There is, therefore, an urgent need for stakeholders to device ways of ensuring the media have access to data that is both affordable and strong in connectivity.

Since the media fulfill social responsibility, it would not be too much to consider data subsidy and rebates on tariffs for the consumables used by the industry.

“There is a serious need for training and retraining of journalists and media managers on the business side of their operations, that is, how to run profitably without compromising professional ethics and social responsibility.

“It is important for the Nigerian society to give close attention to the issue of the sanity, mental and psychological health of journalists because a dislocation in this area of well-being in their lives would amount to a dislocation on the entire nation.

“The recommendations made pursuant to this study could be implemented on the platform of the proposed SCARS Intervention Model (SIM) discussed in the segment on Research Outcomes.”

However, some of the findings include; The pandemic has changed the practice of journalism in Nigeria by hampering access to news sources.

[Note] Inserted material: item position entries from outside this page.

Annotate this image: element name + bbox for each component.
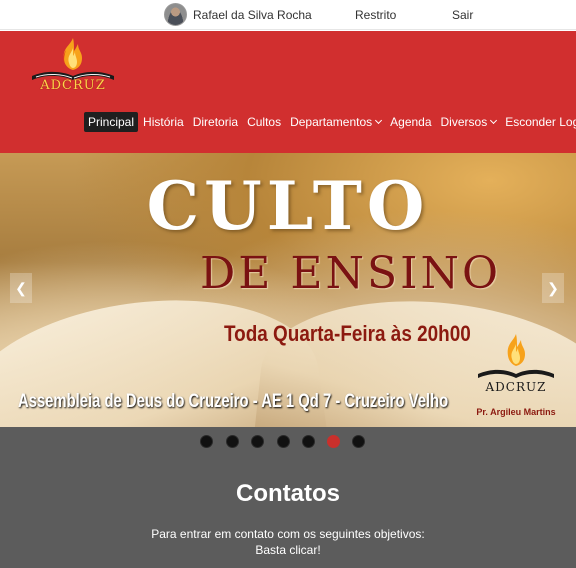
carousel-indicator-active[interactable]: [327, 435, 340, 448]
nav-diversos-label: Diversos: [440, 115, 488, 129]
carousel-prev-button[interactable]: ❮: [10, 273, 32, 303]
restrito-link[interactable]: Restrito: [355, 8, 396, 22]
contatos-section: Contatos Para entrar em contato com os s…: [0, 427, 576, 568]
user-bar: Rafael da Silva Rocha Restrito Sair: [0, 0, 576, 30]
slide-logo-name: ADCRUZ: [485, 380, 547, 394]
contatos-line-1: Para entrar em contato com os seguintes …: [151, 527, 425, 541]
chevron-left-icon: ❮: [15, 279, 27, 296]
main-nav: Principal História Diretoria Cultos Depa…: [84, 111, 576, 133]
carousel-indicator[interactable]: [352, 435, 365, 448]
nav-cultos[interactable]: Cultos: [243, 112, 285, 132]
contatos-line-2: Basta clicar!: [255, 543, 321, 557]
slide-pastor: Pr. Argileu Martins: [476, 407, 556, 417]
chevron-right-icon: ❯: [547, 279, 559, 296]
carousel-indicator[interactable]: [226, 435, 239, 448]
logout-link[interactable]: Sair: [452, 8, 473, 22]
chevron-down-icon: [490, 116, 498, 125]
carousel-indicator[interactable]: [277, 435, 290, 448]
carousel-indicators: [0, 435, 576, 449]
contatos-description: Para entrar em contato com os seguintes …: [0, 526, 576, 558]
slide-title: CULTO: [146, 167, 430, 245]
nav-agenda[interactable]: Agenda: [386, 112, 435, 132]
avatar[interactable]: [164, 3, 187, 26]
slide-schedule: Toda Quarta-Feira às 20h00: [224, 321, 471, 346]
chevron-down-icon: [375, 116, 383, 125]
nav-diversos[interactable]: Diversos: [437, 112, 501, 132]
nav-diretoria[interactable]: Diretoria: [189, 112, 242, 132]
nav-departamentos[interactable]: Departamentos: [286, 112, 385, 132]
carousel-indicator[interactable]: [200, 435, 213, 448]
nav-departamentos-label: Departamentos: [290, 115, 373, 129]
nav-historia[interactable]: História: [139, 112, 188, 132]
site-header: ADCRUZ Principal História Diretoria Cult…: [0, 31, 576, 153]
nav-esconder-login[interactable]: Esconder Login: [501, 112, 576, 132]
username[interactable]: Rafael da Silva Rocha: [193, 8, 312, 22]
carousel-indicator[interactable]: [251, 435, 264, 448]
banner-carousel[interactable]: CULTO DE ENSINO Toda Quarta-Feira às 20h…: [0, 153, 576, 427]
logo-text: ADCRUZ: [40, 78, 106, 93]
carousel-next-button[interactable]: ❯: [542, 273, 564, 303]
carousel-indicator[interactable]: [302, 435, 315, 448]
nav-principal[interactable]: Principal: [84, 112, 139, 132]
contatos-title: Contatos: [236, 480, 340, 507]
slide-address: Assembleia de Deus do Cruzeiro - AE 1 Qd…: [18, 391, 449, 412]
slide-subtitle: DE ENSINO: [200, 248, 502, 299]
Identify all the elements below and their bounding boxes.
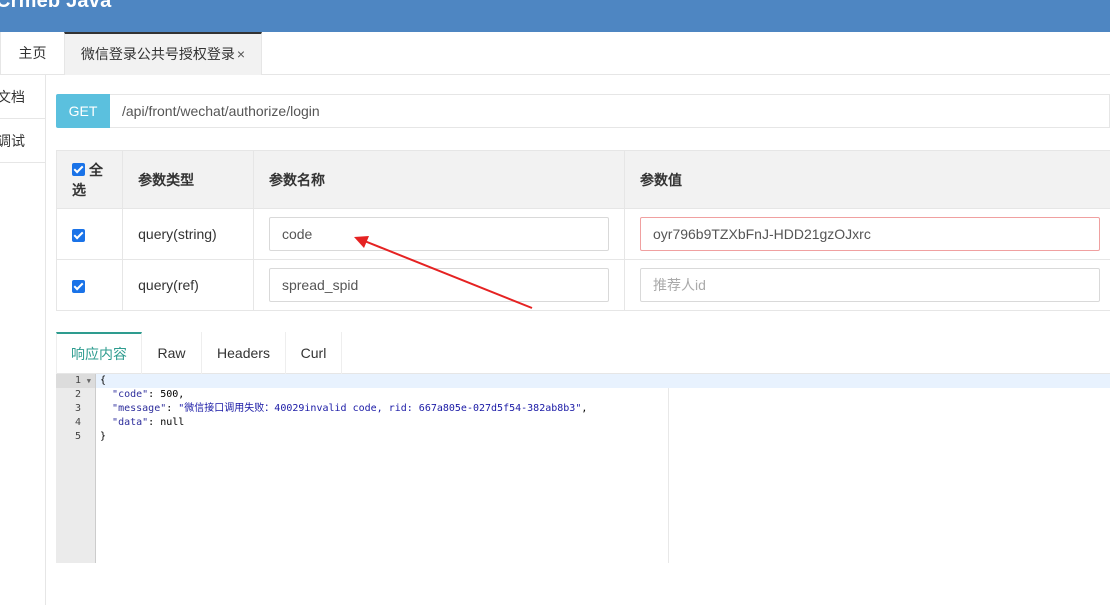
close-icon[interactable]: × [237, 46, 245, 62]
tab-home[interactable]: 主页 [0, 32, 64, 75]
app-header: Crmeb Java [0, 0, 1110, 32]
print-margin [668, 388, 669, 563]
param-type: query(string) [122, 208, 254, 260]
sidebar-item-label: 文档 [0, 89, 25, 105]
column-header-name: 参数名称 [252, 150, 626, 209]
fold-icon[interactable]: ▼ [87, 374, 91, 388]
line-number: 1 ▼ [56, 374, 95, 388]
tab-bar: 主页 微信登录公共号授权登录 × [0, 32, 1110, 75]
request-line: GET /api/front/wechat/authorize/login [56, 94, 1110, 128]
sidebar-item-docs[interactable]: 文档 [0, 75, 46, 119]
row-check-cell [55, 259, 124, 311]
line-number: 5 [74, 431, 81, 442]
response-editor[interactable]: 1 ▼ 2 3 4 5 { "code": 500, "message": "微信… [56, 374, 1110, 563]
tab-wechat-login-label: 微信登录公共号授权登录 [80, 46, 235, 62]
line-number: 4 [74, 417, 81, 428]
tab-raw[interactable]: Raw [142, 332, 202, 374]
row-check-cell [55, 208, 124, 260]
row-checkbox[interactable] [72, 279, 85, 293]
tab-curl[interactable]: Curl [286, 332, 342, 374]
tab-wechat-login[interactable]: 微信登录公共号授权登录 × [64, 32, 262, 75]
sidebar: 文档 调试 [0, 75, 46, 605]
table-row: query(string) code oyr796b9TZXbFnJ-HDD21… [55, 208, 1110, 260]
app-brand: Crmeb Java [0, 0, 112, 12]
sidebar-item-debug[interactable]: 调试 [0, 119, 46, 163]
response-tabs: 响应内容 Raw Headers Curl [56, 332, 1110, 374]
line-number: 3 [74, 403, 81, 414]
code-line: "message": "微信接口调用失败：40029invalid code, … [112, 403, 588, 414]
line-number: 2 [74, 389, 81, 400]
params-table: 全选 参数类型 参数名称 参数值 query(string) code oyr7… [55, 150, 1110, 311]
param-type: query(ref) [122, 259, 254, 311]
param-value-cell: 推荐人id [624, 259, 1110, 311]
param-value-cell: oyr796b9TZXbFnJ-HDD21gzOJxrc [624, 208, 1110, 260]
select-all-checkbox[interactable] [72, 163, 85, 176]
column-header-value: 参数值 [624, 150, 1110, 209]
tab-headers[interactable]: Headers [202, 332, 286, 374]
url-field[interactable]: /api/front/wechat/authorize/login [110, 94, 1110, 128]
param-name-input[interactable]: spread_spid [268, 268, 609, 302]
line-gutter: 1 ▼ 2 3 4 5 [56, 374, 96, 563]
param-name-cell: spread_spid [252, 259, 626, 311]
method-badge[interactable]: GET [56, 94, 110, 128]
table-row: query(ref) spread_spid 推荐人id [55, 259, 1110, 311]
code-line: { [96, 374, 1110, 388]
code-line: "data": null [112, 417, 185, 428]
code-line: "code": 500, [112, 389, 185, 400]
params-header-row: 全选 参数类型 参数名称 参数值 [55, 150, 1110, 209]
tab-response-content[interactable]: 响应内容 [56, 332, 142, 374]
code-line: } [100, 431, 107, 442]
column-header-type: 参数类型 [122, 150, 254, 209]
row-checkbox[interactable] [72, 228, 85, 242]
param-value-input[interactable]: oyr796b9TZXbFnJ-HDD21gzOJxrc [640, 217, 1100, 251]
param-value-input[interactable]: 推荐人id [640, 268, 1100, 302]
param-name-input[interactable]: code [268, 217, 609, 251]
sidebar-item-label: 调试 [0, 133, 25, 149]
select-all-cell: 全选 [55, 150, 124, 209]
param-name-cell: code [252, 208, 626, 260]
code-area[interactable]: { "code": 500, "message": "微信接口调用失败：4002… [96, 374, 1110, 563]
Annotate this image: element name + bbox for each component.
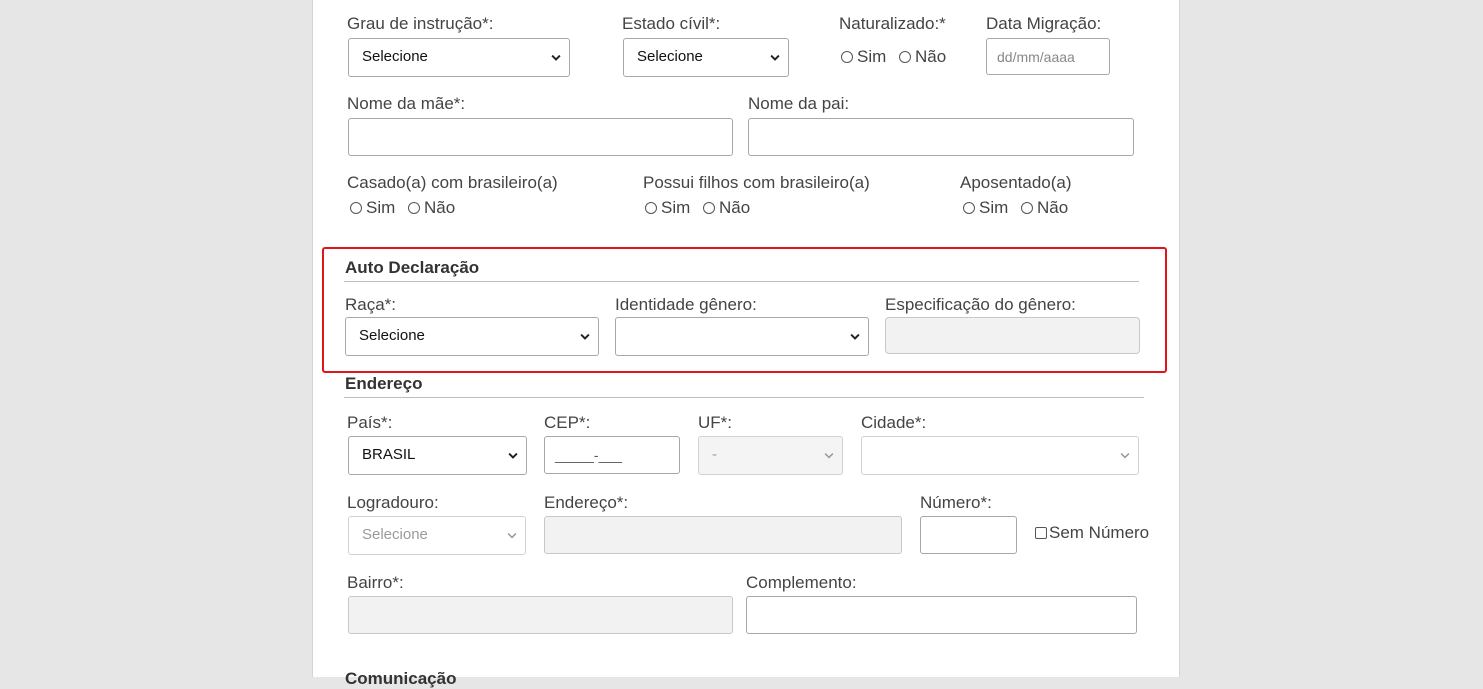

By hampering access to news sources, the pandemic changed the way reporters accessed information and introduced a new way of accessing information (new professional normal) – the use of digital technology to access sources or to gather information online from sources; The pandemic has restricted information gathering to online news sources.

Reporters now access information mainly via WhatsApp, Facebook, Zoom meetings, Twitter, YouTube, and phone calls. This means that the newsroom has become virtual, so reporters don’t need to run to the office to file stories any longer.

“To be effective as a journalist during and post COVID 19, reporters need to acquire online information gathering and verification skills.  But, the findings from this study smack of deep-seated ignorance and poor information gathering and verification as well as poor fact-checking skills of Nigerian journalists; A stunning finding reveals that the newsroom has become more efficient in the COVID 19 era.

This appears to be the case because, with little resources, correspondents can report live from their locations and conduct virtual interviews. As a result, the news is served fresher than ever.

Another finding shows in clear terms, how immensely COVID 19 has changed the newsroom culture because of the need to adhere to social distancing. A lot of newsrooms are working from home due to the social distancing rule.

In response to this new trend, one of the respondents said, ‘the newsroom has become a cold room because most people work from home’.

The research also pointed out that, “Emerging Issues include the demand for information hasn’t dropped but the demand for the newspaper has dropped. The question is, to what extent are the print media serving as the watchdogs of society in executing their surveillance role?

‘The pandemic has affected revenue in the sense that advertisements are not forthcoming, what funding mechanisms would ensure the sustainability of media organisations during and post-COVID 19?

‘Who should be responsible for the training of media sources in digital literacy skills to be more effective sources of information during and post COVID-19 eras?

‘There is a need for media organisations to own their own means of transportation to aid the mobility of reporters in order to shield them from the risk of contracting the virus through the patronage of the public transportation system.

“To be effective in the COVID-19 and post COVID-19, news sources would need to have not only digital media tools but also digital literacy skills.”